De cijfers van de Nederlandse Kankerregistratie die IKNL op Wereldkankerdag 2023 presenteerde en het rapport ‘Kanker in Nederland, trends en prognoses tot en met 2032’. spraken weer eens klare taal: het aantal nieuwe diagnoses van kanker in Nederland blijft maar stijgen. In 2022 stopte de teller bij 124.000 en het verwachtte aantal diagnoses per jaar bedraagt over tien jaar zelfs 156.000.1-2 Al die patiënten willen natuurlijk graag een optimale behandeling voor hun ziekte krijgen. Dat betekent een (verdere) toename van de druk op de Nederlandse gezondheidszorg: een behoefte aan nog meer personeel en behandelruimte en een stijging van kosten. Terwijl de zorg nu al piept en kraakt. ‘Om een toekomstig zorginfarct te voorkomen, moeten we nu proactief bedenken hoe we de zorg voor oncologische patiënten efficiënter en doelmatiger kunnen maken’, stelt Van Leeuwen. ‘Want extra personeel, behandelruimte en geld zullen er in de toekomst waarschijnlijk niet zijn.’
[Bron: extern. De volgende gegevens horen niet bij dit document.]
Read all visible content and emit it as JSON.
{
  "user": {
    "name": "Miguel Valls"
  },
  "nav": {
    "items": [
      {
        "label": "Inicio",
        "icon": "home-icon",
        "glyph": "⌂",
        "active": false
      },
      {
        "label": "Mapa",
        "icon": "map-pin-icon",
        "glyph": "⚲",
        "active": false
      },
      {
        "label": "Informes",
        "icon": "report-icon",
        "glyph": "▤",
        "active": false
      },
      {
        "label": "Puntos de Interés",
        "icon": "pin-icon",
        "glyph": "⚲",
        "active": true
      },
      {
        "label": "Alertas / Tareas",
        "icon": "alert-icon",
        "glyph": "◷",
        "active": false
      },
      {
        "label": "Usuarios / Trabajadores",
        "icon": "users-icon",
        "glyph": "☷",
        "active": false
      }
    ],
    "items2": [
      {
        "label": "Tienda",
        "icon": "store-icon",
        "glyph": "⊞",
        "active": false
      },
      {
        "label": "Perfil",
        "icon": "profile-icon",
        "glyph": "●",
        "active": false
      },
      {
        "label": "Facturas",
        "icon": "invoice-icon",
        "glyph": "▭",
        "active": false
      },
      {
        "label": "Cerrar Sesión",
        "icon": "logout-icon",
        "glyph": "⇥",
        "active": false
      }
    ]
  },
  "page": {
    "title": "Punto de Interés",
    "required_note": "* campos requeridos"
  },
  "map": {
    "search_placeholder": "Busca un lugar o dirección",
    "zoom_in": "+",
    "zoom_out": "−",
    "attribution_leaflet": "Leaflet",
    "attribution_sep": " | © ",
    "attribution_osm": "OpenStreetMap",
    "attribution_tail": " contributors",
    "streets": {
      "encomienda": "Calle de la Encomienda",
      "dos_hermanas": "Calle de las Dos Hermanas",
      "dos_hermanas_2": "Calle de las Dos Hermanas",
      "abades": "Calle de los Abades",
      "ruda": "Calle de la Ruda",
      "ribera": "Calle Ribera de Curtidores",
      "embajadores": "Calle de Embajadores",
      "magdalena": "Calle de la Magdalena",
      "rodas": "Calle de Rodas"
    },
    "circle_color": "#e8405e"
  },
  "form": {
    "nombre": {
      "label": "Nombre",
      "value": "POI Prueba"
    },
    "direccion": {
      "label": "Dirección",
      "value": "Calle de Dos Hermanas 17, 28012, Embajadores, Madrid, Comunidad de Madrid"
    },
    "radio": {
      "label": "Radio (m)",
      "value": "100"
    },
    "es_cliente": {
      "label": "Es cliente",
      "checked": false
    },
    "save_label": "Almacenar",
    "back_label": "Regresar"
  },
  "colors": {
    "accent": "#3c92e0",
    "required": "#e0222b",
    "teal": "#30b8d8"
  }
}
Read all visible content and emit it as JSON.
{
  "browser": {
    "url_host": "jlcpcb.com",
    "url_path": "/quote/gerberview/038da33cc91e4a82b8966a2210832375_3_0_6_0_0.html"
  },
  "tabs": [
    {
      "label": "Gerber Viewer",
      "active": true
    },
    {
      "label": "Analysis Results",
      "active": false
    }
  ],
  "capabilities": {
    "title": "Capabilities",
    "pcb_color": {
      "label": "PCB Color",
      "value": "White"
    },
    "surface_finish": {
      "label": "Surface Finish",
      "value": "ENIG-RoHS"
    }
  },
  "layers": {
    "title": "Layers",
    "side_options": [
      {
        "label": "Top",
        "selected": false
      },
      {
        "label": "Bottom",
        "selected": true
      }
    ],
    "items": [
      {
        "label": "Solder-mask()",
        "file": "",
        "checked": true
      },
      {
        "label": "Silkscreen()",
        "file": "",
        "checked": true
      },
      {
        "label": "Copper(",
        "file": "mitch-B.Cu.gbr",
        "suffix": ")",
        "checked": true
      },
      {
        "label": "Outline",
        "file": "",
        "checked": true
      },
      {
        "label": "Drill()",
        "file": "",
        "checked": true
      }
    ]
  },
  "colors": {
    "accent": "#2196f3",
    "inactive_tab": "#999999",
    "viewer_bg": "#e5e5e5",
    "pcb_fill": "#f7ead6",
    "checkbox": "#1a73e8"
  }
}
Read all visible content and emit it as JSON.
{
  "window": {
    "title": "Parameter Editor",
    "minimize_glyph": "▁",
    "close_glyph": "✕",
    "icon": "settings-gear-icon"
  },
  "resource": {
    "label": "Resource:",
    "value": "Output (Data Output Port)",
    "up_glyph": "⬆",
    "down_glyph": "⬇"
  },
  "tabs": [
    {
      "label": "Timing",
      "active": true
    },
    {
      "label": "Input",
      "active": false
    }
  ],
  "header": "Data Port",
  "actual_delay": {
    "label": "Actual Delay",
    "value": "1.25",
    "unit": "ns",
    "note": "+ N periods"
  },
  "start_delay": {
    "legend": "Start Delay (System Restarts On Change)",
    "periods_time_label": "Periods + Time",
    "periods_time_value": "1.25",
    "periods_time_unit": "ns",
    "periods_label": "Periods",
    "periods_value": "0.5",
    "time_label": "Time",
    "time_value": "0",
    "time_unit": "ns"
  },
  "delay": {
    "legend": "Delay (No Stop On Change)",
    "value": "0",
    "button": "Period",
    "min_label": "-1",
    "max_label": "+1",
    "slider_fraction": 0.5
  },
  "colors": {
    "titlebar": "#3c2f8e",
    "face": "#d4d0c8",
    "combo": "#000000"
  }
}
Als het gaat om het verbeteren van de efficiency van immuuntherapie zijn er verschillende invalshoeken te bedenken, legt Van Leeuwen uit: ‘In het Erasmus MC hebben we de afgelopen jaren voor een aantal immuuntherapeutica de toe te dienen hoeveelheid kritisch tegen het licht gehouden. Dat begon met het per patiënt naar beneden afronden van de berekende dosis – met maximaal 10 procent – zodat er alleen hele ampullen hoeven te worden gebruikt. Dat scheelt kosten en spillage van ampullen waar maar een klein beetje uit is gehaald. Vervolgens zijn we gestart met hybride doseren. Daarin combineren we het doseren van deze medicijnen in mg/kg met de vaste dosering. We hebben onlangs voor de twee meest gebruikte immuuntherapeutica, nivolumab en pembrolizumab, aangetoond dat deze aanpak tot een besparing van respectievelijk 10 en 22 procent van de hoeveelheid medicatie en kosten leidt.3 We onderzoeken nu of de middelen even effectief zijn bij een lagere dan de gebruikelijke dosis. Ook onderzoeken we, onder andere in de SAFE STOP-studie, wat de meest kosteneffectieve behandelduur is. Op grond van het werkingsmechanisme van immuuntherapie en de oorspronkelijke studies naar de dosisbepaling van het middel, verwachten we dat zowel de dosering als het totaal aantal toedieningen verminderd kan worden zonder in te boeten aan klinische effectiviteit. Gezien de prijzen van deze medicijnen zou dat kunnen leiden tot een forse financiële besparing. Met dezelfde hoeveelheid geld kunnen we dan veel meer patiënten immuuntherapie geven.’
Een andere manier om meer mensen immuuntherapie te kunnen geven, is het verbeteren van de logistiek van de behandeling. Een patiënt die immuuntherapie krijgt, brengt (tot nu toe) 1 tot 2 uur aan het infuus door op de dagbehandeling. ‘Een sterke groei van het aantal patiënten betekent een evenzo sterke toename van de vraag naar ruimte op de dagbehandeling’, stelt Van Leeuwen. Om toekomstige filevorming te voorkomen bedacht hij het project Connect & Go, dat onder meer door de firma Bristol Myers Squibb (BMS) ondersteund wordt (zie ook kader). ‘Als patiënten dat willen, dan kunnen ze in overleg met de behandelaar hun medicatie toegediend krijgen via een elastomeerpomp’, vertelt Marlet Kuis die bij de firma BMS onder meer meedenkt over een zo doelmatig mogelijke inzet van de medicatie. ‘Dat is een klein en draagbaar infuussysteem dat in een half uur tot een uur de medicatie toedient. De patiënt hoeft alleen op de afdeling te zijn voor het aan- en afkoppelen van het infuus.’ Het veel kortere verblijf op de dagbehandeling schept de mogelijkheid om veel meer patiënten te behandelen zonder dat daar extra ruimte voor nodig is.’ In de pilot beperkt het project Connect & Go zich tot immuuntherapie met nivolumab en pembrolizumab. Van Leeuwen: ‘Onze ervaringen tot nu toe zijn positief. We kijken daarom nu of we deze methode nog kunnen perfectioneren en kunnen uitbreiden naar andere behandelingen van oncologische patiënten. We adviseren inmiddels andere ziekenhuizen die belangstelling hebben voor Connect & Go.’